Türkiye'nin Seçimi panelleri sürecinde Sabah Yazarlar Kulübü olarak Bursa'dayız. Salondakilerin merak ettiği konular arasında ekonomi, en önde yer alıyor. Ortak soru: "Ne olacak bu doların hali?" Daha doğrusu "ne olacak bu ekonominin hali?"
Siyasetten seçim kampanyalarına ve küresel gelişmelere dek geniş perspektiften anlattıklarımızın içinde, ekonomik alanda dünyada yaşanan türbülanslara da yer veriyoruz. Fakat kaygılar, meydanlarda zikredilen, sosyal medyada dillendirilen ekonomik olgular üzerine odaklanıyor.

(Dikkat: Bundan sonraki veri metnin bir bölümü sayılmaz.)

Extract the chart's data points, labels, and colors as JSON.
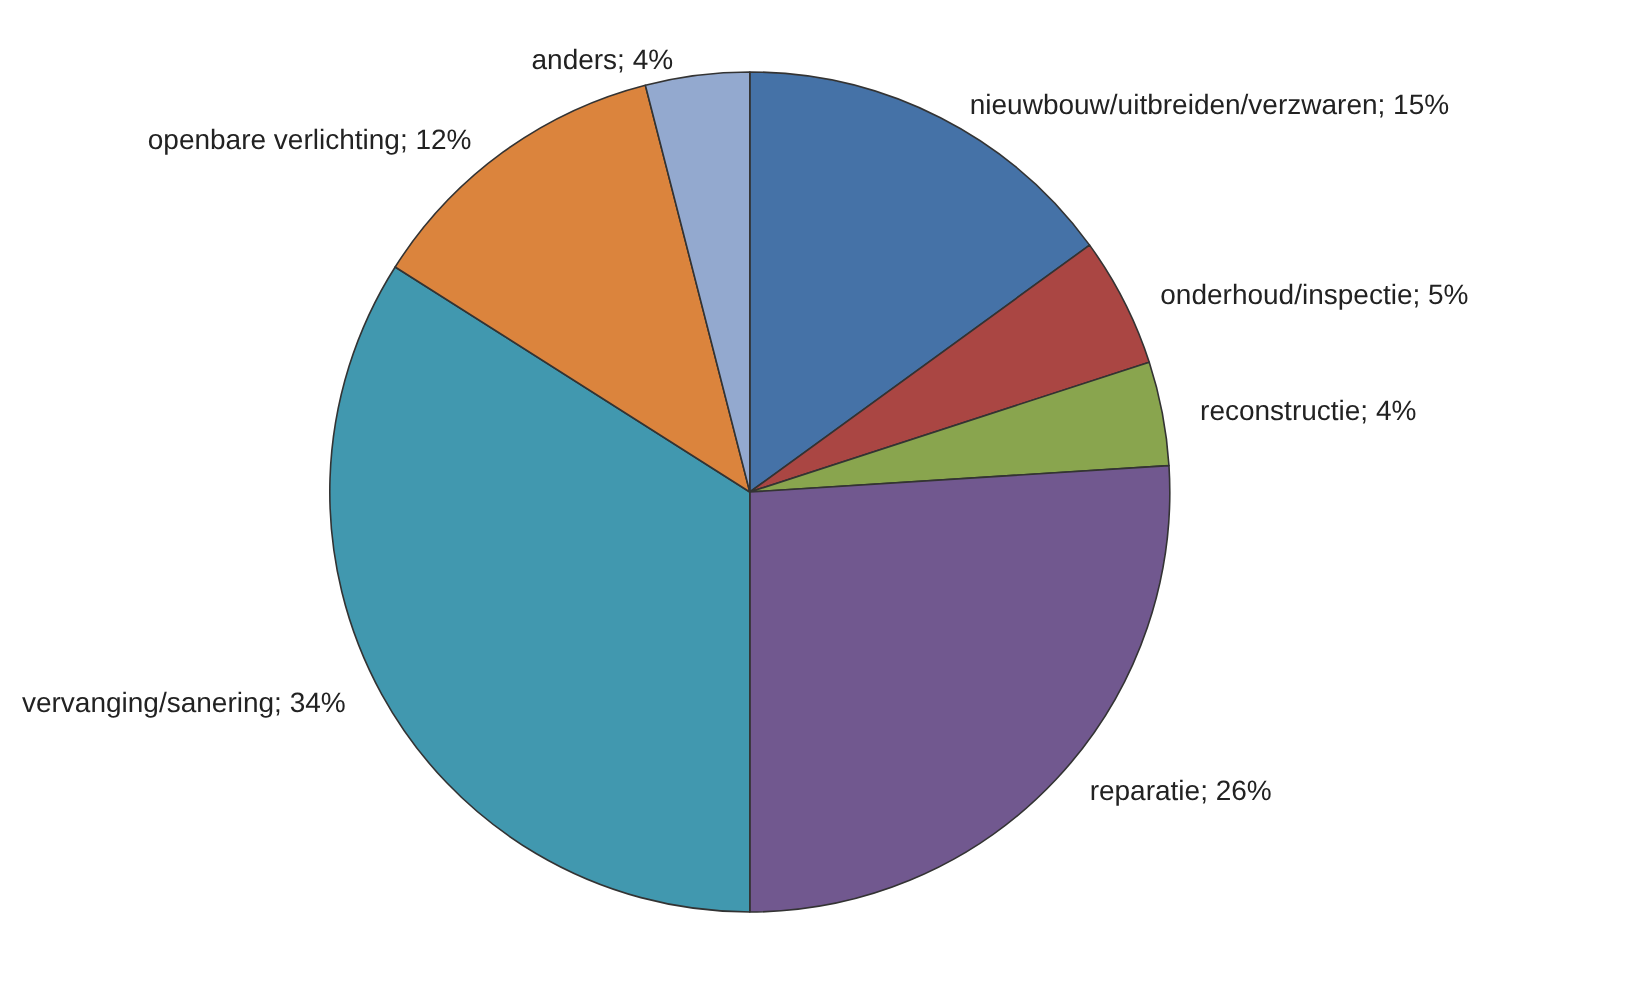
{
  "chart_data": {
    "type": "pie",
    "categories": [
      "nieuwbouw/uitbreiden/verzwaren",
      "onderhoud/inspectie",
      "reconstructie",
      "reparatie",
      "vervanging/sanering",
      "openbare verlichting",
      "anders"
    ],
    "values": [
      15,
      5,
      4,
      26,
      34,
      12,
      4
    ],
    "value_labels": [
      "15%",
      "5%",
      "4%",
      "26%",
      "34%",
      "12%",
      "4%"
    ],
    "colors": [
      "#4572a7",
      "#aa4643",
      "#89a54e",
      "#71588f",
      "#4198af",
      "#db843d",
      "#93a9cf"
    ]
  }
}
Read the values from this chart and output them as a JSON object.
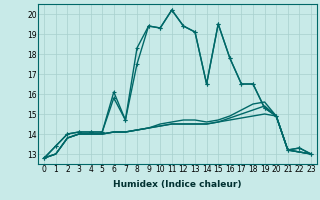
{
  "xlabel": "Humidex (Indice chaleur)",
  "bg_color": "#c8eae8",
  "grid_color": "#a8d0ce",
  "line_color": "#006868",
  "xlim": [
    -0.5,
    23.5
  ],
  "ylim": [
    12.5,
    20.5
  ],
  "yticks": [
    13,
    14,
    15,
    16,
    17,
    18,
    19,
    20
  ],
  "xticks": [
    0,
    1,
    2,
    3,
    4,
    5,
    6,
    7,
    8,
    9,
    10,
    11,
    12,
    13,
    14,
    15,
    16,
    17,
    18,
    19,
    20,
    21,
    22,
    23
  ],
  "series": [
    [
      12.8,
      13.4,
      14.0,
      14.1,
      14.1,
      14.1,
      16.1,
      14.7,
      18.3,
      19.4,
      19.3,
      20.2,
      19.4,
      19.1,
      16.5,
      19.5,
      17.8,
      16.5,
      16.5,
      15.3,
      14.9,
      13.2,
      13.3,
      13.0
    ],
    [
      12.8,
      13.4,
      14.0,
      14.1,
      14.1,
      14.1,
      15.8,
      14.7,
      17.5,
      19.4,
      19.3,
      20.2,
      19.4,
      19.1,
      16.5,
      19.5,
      17.8,
      16.5,
      16.5,
      15.3,
      14.9,
      13.2,
      13.3,
      13.0
    ],
    [
      12.8,
      13.0,
      13.8,
      14.0,
      14.0,
      14.0,
      14.1,
      14.1,
      14.2,
      14.3,
      14.5,
      14.6,
      14.7,
      14.7,
      14.6,
      14.7,
      14.9,
      15.2,
      15.5,
      15.6,
      14.9,
      13.2,
      13.1,
      13.0
    ],
    [
      12.8,
      13.0,
      13.8,
      14.0,
      14.0,
      14.0,
      14.1,
      14.1,
      14.2,
      14.3,
      14.4,
      14.5,
      14.5,
      14.5,
      14.5,
      14.6,
      14.8,
      15.0,
      15.2,
      15.4,
      14.9,
      13.2,
      13.1,
      13.0
    ],
    [
      12.8,
      13.0,
      13.8,
      14.0,
      14.0,
      14.0,
      14.1,
      14.1,
      14.2,
      14.3,
      14.4,
      14.5,
      14.5,
      14.5,
      14.5,
      14.6,
      14.7,
      14.8,
      14.9,
      15.0,
      14.9,
      13.2,
      13.1,
      13.0
    ]
  ],
  "marker_series": [
    0,
    1
  ],
  "line_widths": [
    1.0,
    1.0,
    1.0,
    1.0,
    1.0
  ],
  "marker_size": 3.0,
  "tick_fontsize": 5.5,
  "xlabel_fontsize": 6.5
}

Anlatıyoruz, sürdürülebilir yüksek büyümeden, çift haneli tırmanan ihracattan, gerileyen işsizlik ve artan sanayi üretiminden örnekler veriyoruz. Fakat dikkatleri, dolar üzerinden oluşturulmaya çalışılan karamsarlığa gömülmüşlükten kurtarmak kolay olmuyor.
Tamam, sandığı ekonomi üzerinden etkilemek isteyen notçusu, raporcusu, IMF'si, dış basını olabilir. Peki ya içerideki karamsarlık bulutu gibi dolaşanlara ne demeli? Soru şudur: Dolardaki artışı kalıcı ve yıkıcı diye damgalayıp ekonomiyi batırmak, kime, ne yarar getirecektir?

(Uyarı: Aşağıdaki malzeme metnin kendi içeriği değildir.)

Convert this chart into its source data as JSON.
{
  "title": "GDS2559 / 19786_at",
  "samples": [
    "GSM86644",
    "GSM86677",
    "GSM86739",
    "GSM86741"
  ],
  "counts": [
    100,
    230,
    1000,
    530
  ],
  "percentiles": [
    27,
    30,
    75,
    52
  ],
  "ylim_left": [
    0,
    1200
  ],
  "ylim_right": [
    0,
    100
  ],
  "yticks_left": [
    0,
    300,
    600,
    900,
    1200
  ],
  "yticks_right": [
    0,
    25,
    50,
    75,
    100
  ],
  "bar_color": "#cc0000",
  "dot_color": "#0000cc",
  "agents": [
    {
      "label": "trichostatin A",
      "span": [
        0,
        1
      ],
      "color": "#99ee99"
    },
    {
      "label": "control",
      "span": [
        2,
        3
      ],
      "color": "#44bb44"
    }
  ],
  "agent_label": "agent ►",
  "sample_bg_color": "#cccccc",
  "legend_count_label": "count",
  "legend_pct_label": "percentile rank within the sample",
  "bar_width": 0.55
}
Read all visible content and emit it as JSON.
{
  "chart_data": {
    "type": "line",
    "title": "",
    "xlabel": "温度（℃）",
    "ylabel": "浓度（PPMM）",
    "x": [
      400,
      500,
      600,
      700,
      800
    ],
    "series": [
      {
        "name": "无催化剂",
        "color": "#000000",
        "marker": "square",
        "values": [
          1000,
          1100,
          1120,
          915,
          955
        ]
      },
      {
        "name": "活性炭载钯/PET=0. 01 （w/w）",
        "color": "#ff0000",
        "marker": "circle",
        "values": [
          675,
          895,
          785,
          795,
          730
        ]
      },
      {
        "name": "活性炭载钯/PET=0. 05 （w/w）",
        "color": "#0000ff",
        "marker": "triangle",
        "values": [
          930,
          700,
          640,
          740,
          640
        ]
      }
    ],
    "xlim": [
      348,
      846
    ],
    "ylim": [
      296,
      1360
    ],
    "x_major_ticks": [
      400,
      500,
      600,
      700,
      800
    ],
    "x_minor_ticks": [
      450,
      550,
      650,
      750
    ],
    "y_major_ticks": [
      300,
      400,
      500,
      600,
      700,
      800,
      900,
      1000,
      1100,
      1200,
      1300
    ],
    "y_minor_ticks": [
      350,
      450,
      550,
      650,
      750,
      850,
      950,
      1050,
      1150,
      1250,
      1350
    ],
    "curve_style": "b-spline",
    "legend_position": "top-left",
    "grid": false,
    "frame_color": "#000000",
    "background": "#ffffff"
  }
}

Bu soruya yansız ve ziyansız verilecek cevap son derece önemlidir. Zira bindiği dalı kesme veya içinde olduğu teknenin bordasını baltalama söz konusudur. Burada bazı sanayicileri, işadamlarını ve KOBİ patronlarını, aynı gafletin içinde görüyorum.
İşlerin yolunda gitmediğini çok fütursuzca dillendiriyorlar. Dolar üzerinden karartılmaya çalışılan yüksek büyümeyi göz ardı ediyorlar. Daha da kurnazcası, ağlaya ağlaya zengin olurken, fahiş kârlarındaki döviz kayıplarının hesabını soruyor, dedikodu kervanına "mutsuz katar" gibi katılıyorlar.

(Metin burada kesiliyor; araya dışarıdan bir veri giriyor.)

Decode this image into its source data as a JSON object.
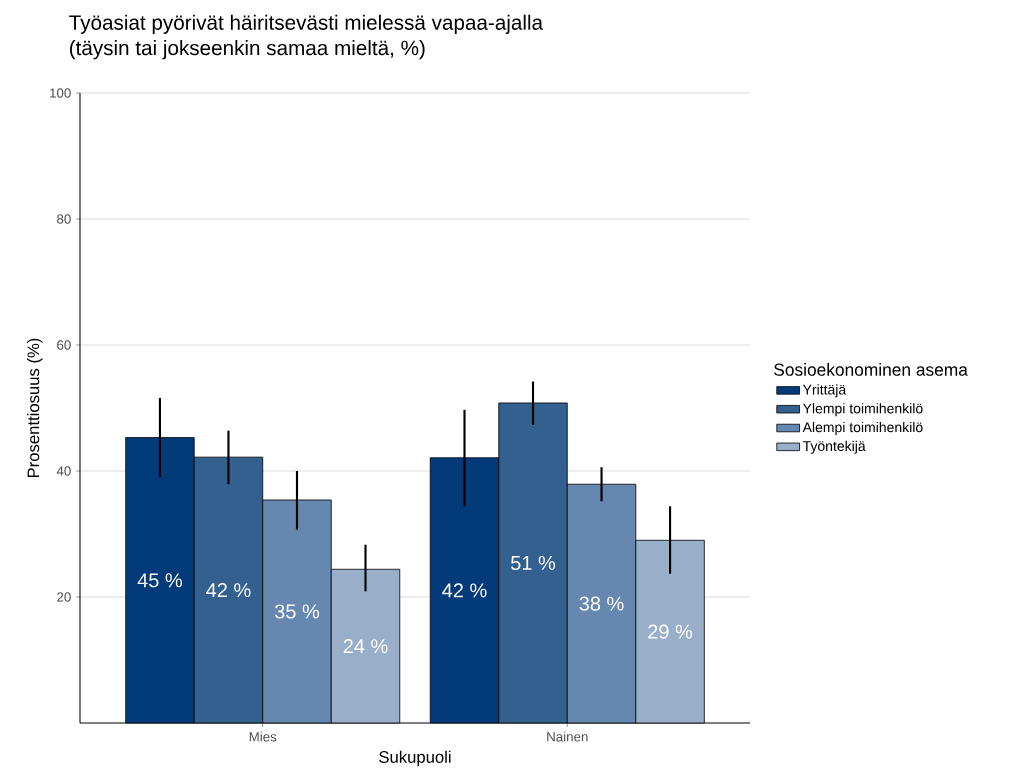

Ekonomide zaman zaman türbülanslar olur. Dolar bu, iner de çıkar da... İnsan denize düştüğünde değil, sudan çıkamayınca boğulur. Bu sahte panik neden?
Kaldı ki bu süreç ilk kez yaşanmıyor ve daha öncekileri bildiğimiz halde piyasada sorun goygoyculuğu yapmanın kime, ne faydası var ki? Halka faydası olmadığı kesin.